Compression procedure of this invention begins with loading the machine code 81 or said a binary code to a temporary storage device, scan and interpret the instructions 82 to search for some “Branch” or said “special command” like JUMP, GOTO . . . and create a table 84 saving the “Branch” commands and the starting address of the new group of instructions 83 followed by the compression step 86 which reduces the data amount by referring the target pattern of instruction. The decompression engine revises this procedure can reconstruct a complete program of instruction sets. The higher the compression ratio, the more storage device can be reduced and the less the die cost of a CPU will be lower accordingly.

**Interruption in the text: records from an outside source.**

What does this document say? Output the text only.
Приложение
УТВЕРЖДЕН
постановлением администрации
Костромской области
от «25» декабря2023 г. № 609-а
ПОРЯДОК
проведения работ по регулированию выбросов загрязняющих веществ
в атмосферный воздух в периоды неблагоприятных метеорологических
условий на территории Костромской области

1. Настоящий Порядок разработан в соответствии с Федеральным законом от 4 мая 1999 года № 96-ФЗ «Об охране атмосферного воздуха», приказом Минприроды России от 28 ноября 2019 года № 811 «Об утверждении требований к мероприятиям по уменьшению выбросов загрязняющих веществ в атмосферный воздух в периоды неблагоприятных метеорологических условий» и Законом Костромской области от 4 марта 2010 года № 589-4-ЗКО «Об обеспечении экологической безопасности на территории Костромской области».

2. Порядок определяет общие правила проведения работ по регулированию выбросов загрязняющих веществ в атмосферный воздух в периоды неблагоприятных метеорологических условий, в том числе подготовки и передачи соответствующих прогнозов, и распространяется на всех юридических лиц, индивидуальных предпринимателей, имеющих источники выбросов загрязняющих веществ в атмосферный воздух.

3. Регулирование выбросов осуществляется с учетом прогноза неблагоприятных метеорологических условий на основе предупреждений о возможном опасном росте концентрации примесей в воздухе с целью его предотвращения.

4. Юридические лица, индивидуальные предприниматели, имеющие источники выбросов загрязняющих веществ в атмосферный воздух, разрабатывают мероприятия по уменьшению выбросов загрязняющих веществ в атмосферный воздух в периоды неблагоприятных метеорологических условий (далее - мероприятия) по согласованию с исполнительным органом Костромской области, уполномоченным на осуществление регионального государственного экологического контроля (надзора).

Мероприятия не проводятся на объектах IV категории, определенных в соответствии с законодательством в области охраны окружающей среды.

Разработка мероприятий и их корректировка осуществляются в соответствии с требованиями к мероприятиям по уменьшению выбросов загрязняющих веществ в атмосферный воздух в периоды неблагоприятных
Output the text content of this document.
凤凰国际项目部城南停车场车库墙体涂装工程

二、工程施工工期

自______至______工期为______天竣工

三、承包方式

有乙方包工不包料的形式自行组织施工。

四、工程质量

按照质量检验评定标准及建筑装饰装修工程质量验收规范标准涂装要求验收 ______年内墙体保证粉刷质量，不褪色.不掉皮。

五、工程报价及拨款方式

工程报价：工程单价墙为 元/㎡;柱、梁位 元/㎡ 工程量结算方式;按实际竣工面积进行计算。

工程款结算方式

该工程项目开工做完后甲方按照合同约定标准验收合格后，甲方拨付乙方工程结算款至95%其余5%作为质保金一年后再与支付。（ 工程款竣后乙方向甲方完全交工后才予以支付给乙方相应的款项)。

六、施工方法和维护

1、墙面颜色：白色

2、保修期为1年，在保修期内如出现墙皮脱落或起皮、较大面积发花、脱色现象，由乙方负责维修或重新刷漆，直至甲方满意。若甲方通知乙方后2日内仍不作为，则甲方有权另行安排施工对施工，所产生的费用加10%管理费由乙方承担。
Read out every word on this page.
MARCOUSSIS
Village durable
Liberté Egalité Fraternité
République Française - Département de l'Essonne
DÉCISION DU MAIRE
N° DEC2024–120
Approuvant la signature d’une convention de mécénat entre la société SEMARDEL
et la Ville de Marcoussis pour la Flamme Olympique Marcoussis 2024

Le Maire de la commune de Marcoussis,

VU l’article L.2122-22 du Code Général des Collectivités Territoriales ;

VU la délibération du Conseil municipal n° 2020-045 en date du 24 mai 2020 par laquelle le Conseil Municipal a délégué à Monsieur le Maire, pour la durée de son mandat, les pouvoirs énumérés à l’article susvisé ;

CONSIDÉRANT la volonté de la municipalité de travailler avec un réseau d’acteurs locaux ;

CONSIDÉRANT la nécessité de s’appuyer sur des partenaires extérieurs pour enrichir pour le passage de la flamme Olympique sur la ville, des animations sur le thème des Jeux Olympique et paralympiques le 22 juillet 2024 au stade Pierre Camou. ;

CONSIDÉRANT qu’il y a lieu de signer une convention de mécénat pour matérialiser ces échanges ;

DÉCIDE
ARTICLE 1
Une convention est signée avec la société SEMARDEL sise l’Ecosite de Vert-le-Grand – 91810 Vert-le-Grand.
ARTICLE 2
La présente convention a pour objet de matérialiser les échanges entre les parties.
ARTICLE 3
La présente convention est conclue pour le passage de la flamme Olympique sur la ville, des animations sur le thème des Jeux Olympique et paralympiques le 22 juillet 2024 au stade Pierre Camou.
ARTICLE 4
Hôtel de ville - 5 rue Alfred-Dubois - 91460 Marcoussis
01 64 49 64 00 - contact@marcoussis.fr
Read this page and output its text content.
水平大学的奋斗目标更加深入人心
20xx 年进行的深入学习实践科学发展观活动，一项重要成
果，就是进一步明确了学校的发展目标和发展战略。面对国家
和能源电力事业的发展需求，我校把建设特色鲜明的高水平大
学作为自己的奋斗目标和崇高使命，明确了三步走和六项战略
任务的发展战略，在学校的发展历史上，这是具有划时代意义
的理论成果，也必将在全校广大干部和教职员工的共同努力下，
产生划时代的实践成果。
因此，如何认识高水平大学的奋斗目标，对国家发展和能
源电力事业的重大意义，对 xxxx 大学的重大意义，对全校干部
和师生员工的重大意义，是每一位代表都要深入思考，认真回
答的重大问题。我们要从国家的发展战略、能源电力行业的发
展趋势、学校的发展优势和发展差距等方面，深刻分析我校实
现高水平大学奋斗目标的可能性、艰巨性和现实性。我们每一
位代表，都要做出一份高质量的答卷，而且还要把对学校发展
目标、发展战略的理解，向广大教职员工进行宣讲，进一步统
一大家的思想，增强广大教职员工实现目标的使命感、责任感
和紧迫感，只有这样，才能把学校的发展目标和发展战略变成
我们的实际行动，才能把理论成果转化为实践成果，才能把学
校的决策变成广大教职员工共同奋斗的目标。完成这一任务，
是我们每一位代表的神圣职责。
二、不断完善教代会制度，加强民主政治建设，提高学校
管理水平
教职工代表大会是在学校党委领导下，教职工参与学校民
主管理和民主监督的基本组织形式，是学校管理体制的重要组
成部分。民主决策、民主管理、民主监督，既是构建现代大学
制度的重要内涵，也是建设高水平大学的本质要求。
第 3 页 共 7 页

FIG. 9 shows the timing diagram of the handshaking of the data-addr and control signals of the compression engine within a CPU. The valid data 93, 94 or address 95, 96 are output by most likely a burst mode with D-Rdy (data valid) 97, 98 and A-Rdy (Address valid) 99, 910 signals with active high enabling. All signals and data are synchronized with the clock 91, 92. With this kind of handshaking mechanism, the storage device or said the I-cache will clearly understand the type and timing of the valid data and starting address of the groups of instructions. The temporary register saving the starting address can be overwritten after the stored address information is sent out to the I-cache. By scheduling outputting the starting address and overwriting the register by new starting address of new groups of compressed instructions, the density of the temporary register can be minimized.
It will be apparent to those skills in the art that various modifications and variations can be made to the structure of the present invention without departing from the scope or the spirit of the invention. In the view of the foregoing, it is intended that the present invention cover modifications and variations of this invention provided they fall within the scope of the following claims and their equivalents.